The stoning of Serb convoys in Kosovo is not uncommon.

 

The province, legally part of Serbia, has been run by the United Nations since 1999, when NATO bombs drove out Serb forces accused of ethnic cleansing in a two-year war with separatist guerrillas.

 

An estimated 10,000 ethnic Albanians died and another 800,000 fled into neighbouring Macedonia and Albania.

 

Signs of reconciliation are rare. Around half the Serb population fled a wave of revenge attacks after the war and the 100,000 who stayed live on the margins of society, targeted by sporadic violence.

 

Mala Krusa suffered badly during the war.

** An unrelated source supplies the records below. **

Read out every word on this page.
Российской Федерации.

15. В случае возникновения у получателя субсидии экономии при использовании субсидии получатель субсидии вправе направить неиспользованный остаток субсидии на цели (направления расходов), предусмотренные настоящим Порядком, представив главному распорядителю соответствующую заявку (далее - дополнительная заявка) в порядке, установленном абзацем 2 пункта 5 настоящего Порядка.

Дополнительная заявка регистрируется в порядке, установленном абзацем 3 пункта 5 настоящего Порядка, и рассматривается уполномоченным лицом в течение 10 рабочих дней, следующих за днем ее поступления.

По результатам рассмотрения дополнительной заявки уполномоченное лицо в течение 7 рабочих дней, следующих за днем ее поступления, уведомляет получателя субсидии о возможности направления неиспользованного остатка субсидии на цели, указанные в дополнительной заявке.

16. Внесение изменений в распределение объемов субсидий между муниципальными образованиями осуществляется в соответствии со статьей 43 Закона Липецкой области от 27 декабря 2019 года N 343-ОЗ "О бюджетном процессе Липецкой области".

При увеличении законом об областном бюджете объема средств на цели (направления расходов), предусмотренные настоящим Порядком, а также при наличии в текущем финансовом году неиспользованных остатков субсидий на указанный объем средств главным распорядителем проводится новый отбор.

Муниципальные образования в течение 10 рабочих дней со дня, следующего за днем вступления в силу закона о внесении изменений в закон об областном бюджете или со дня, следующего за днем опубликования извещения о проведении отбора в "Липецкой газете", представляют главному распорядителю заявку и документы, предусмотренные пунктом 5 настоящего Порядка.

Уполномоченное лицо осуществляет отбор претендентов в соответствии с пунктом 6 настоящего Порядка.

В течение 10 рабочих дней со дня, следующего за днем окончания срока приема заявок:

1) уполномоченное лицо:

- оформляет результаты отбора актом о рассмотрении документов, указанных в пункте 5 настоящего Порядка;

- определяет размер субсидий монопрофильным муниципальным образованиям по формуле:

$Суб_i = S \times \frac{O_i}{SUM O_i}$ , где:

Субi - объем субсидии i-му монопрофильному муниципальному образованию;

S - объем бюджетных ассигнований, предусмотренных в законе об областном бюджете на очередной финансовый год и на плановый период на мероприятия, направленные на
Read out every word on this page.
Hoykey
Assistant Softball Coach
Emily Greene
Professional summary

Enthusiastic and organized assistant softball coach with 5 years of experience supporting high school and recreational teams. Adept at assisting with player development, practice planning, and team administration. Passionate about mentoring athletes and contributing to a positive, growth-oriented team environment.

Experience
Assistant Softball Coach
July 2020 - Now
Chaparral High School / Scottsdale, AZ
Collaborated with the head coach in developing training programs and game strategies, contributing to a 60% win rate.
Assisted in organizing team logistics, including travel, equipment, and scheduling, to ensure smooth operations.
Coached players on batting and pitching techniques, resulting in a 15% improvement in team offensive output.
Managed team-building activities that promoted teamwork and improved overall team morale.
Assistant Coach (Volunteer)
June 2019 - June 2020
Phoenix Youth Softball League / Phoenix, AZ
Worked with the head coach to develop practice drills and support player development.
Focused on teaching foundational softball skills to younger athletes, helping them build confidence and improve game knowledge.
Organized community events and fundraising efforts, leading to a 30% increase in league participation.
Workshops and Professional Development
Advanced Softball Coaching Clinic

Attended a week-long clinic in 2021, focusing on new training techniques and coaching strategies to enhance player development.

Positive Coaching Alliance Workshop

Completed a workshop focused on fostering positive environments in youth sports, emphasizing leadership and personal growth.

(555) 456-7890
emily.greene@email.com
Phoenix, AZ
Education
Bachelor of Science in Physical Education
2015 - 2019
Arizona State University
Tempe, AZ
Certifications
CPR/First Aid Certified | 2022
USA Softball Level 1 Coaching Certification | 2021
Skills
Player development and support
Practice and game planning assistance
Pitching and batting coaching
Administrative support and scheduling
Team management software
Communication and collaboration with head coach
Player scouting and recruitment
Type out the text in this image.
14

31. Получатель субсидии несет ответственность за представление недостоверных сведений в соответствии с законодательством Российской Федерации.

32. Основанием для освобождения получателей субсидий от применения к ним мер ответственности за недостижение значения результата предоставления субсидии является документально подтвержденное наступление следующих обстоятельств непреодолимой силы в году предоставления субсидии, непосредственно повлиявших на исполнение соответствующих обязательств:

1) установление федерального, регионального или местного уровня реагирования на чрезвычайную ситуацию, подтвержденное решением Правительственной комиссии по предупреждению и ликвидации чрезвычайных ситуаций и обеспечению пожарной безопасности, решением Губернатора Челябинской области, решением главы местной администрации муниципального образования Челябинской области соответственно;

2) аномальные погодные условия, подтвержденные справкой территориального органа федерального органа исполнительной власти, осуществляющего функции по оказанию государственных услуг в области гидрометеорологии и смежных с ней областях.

Ethnic Albanians say Serb police killed 100 men from the village two days into the 78-day NATO bombing campaign.

 

After seven years of U.N.-imposed limbo, the major powers are pushing for a solution to Kosovo's final status in direct Serb-Albanian talks that began in February in Vienna.

 

The 90-percent ethnic Albanian majority is pushing for independence, but is under pressure to improve the security and rights of Serbs.

 

The U.N. mission says ethnically motivated crime in 2006 is down compared with previous years.